After five years with Ramsey, City Engineer Tim Himmer has headed down the road – to Coon Rapids.
Himmer started with Ramsey in 2007 as the assistant city engineer and was promoted in 2009 to city engineer.
The Ramsey position interested him because of the town center project and it was a good fit for his background in municipal and private sector engineering, said Himmer, who left at the end of June.
“It was phenomenal fit,” he said.
“I was fortunate enough to be given the opportunity and I am really thankful for that.”
While his venture into private sector engineering with Rottlund Homes was challenging, municipal work is just as challenging.
The most challenging part of municipal engineering is the politics, Himmer said.
“I will deal with angry residents any day of the week, but politics play into the (decisions) and that’s the hardest part of my job,” he said.
Politics always enter into the equation no matter the decision, Himmer said.
The most challenging project for Himmer in Ramsey was The Draw park.
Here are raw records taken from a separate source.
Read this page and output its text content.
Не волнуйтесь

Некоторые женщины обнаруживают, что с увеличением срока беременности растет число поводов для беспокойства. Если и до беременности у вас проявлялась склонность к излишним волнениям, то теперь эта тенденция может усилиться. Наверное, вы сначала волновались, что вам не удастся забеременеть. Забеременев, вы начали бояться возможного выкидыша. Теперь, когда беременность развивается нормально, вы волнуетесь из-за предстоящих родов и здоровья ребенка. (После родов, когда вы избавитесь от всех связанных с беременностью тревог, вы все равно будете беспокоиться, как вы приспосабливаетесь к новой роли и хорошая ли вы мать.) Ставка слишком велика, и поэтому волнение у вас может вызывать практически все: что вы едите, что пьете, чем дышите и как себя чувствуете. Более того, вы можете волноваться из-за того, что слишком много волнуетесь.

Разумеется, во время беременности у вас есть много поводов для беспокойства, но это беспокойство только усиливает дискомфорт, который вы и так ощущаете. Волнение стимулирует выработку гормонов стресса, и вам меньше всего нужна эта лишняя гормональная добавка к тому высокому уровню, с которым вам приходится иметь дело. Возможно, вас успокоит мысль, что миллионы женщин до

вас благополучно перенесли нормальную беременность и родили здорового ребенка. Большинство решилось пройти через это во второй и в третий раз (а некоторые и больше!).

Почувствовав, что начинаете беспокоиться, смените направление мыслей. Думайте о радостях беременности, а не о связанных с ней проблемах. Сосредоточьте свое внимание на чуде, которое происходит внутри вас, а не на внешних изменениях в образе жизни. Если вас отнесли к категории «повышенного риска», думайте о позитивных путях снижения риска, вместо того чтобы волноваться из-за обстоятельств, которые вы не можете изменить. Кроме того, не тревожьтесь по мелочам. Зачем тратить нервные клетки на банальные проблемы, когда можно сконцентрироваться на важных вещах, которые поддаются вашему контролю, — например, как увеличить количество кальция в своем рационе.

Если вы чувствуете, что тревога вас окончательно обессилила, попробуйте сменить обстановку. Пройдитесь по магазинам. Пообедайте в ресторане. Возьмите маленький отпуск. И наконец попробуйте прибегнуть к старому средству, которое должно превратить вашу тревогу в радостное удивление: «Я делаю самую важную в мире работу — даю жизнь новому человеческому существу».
The council had a lot of uncertainty on what the final project would be and discussed it for six months only to return to the 2004 plans created for the original Ramsey Town Center park by URS, Himmer said.
Discussion on the park started in September 2009 and the plans were approved in February 2010.
Once the plans were approved, his department had to focus mainly on updating the plans to finish the project by June 30, 2010, Himmer said.
From January to April, the engineering department mainly worked on this one project, he said.
The biggest challenge to the project was that the council kept changing the rules and would not supply the extra help the engineering department needed for the job, Himmer said.
Himmer also had to coordinate the work being done by contractors for the pool liners and bridges.
“Failure was not an option. We sucked it up and did it,” he said.
Most of the department’s resources went into the park and other projects slipped to make sure the park was done by the deadline, Himmer said.
The city had a $363,756 Metropolitan Council grant for the construction of an amphitheater, pedestrian bridge and the trails, which had to be finished June 30, 2010.
Adding to the stress of the project, the day the city awarded the contracts for the projects Himmer’s father died.
“The project came with a lot heartburn, headaches and a lot of Tums, but I think it turned out really well,” he said.
One of his longest running project was the quality of top soil allowed in Ramsey.
The city staff had been working on the project and its corresponding ordinance for a year before he arrived and he could not understand why it was taking so long, Himmer said.
To move the project along, Himmer took on the project. To his regret.
“I never figured I would become the soil czar,” he said.
Investigating soil types, what was available and what would be best for water retention was an ongoing project for most of his five years.
If the ordinance is ever redone, he would recommend eliminating it and going with a policy, which is easier to change, Himmer said.
The whole point was to conserve water and water consumption has gone down over the last couple of years and he thinks it will only get better with time, he said.
It was a very long process, but in the end they came up with something that was fair, said Himmer, who has the numerous soil samples lining his wall to his garden.
Himmer’s favorite part of the job is the people.
“I like the public interaction and I like dealing with the public and the daily successes,” he said.
Even though he is likely to take a beating every day, it is a win if he can make one person happy that day, Himmer said.
“I like talking to people and I like to helping them,” he said.
Although he is leaving Ramsey for new challenges, Himmer said he is kind of sad about the move.
While it’s a great job and the city has a lot of things happening, including the Highway 10/Armstrong Boulevard interchange, The COR and the park, the council has limited his job and the opportunities to advance in within the city, he said.
He had hoped to advance into the public works director position, but the council separated engineering and public works into two management structures and that eliminated any chance for him to be public works director, Himmer said.
With Landform performing most of the engineering work for The COR, city staff was not given the opportunity to fit into the project’s team, he said.
It was too bad because he was looking forward to the challenges and opportunities that The COR would provide, Himmer said.
Over the last couple of years, the engineering team was reduced from six, including the public works director, to four and with some of the city’s engineering work being done by consultants, Himmer said.
He was very fortunate that Coon Rapids was looking for a new city engineer, Himmer said.
It is his dream job and it will give him a chance to work on redevelopment projects as well as maintaining an older infrastructure, Himmer said.
One of the other things he is looking forward to is working with consistent and strong leadership, Himmer said.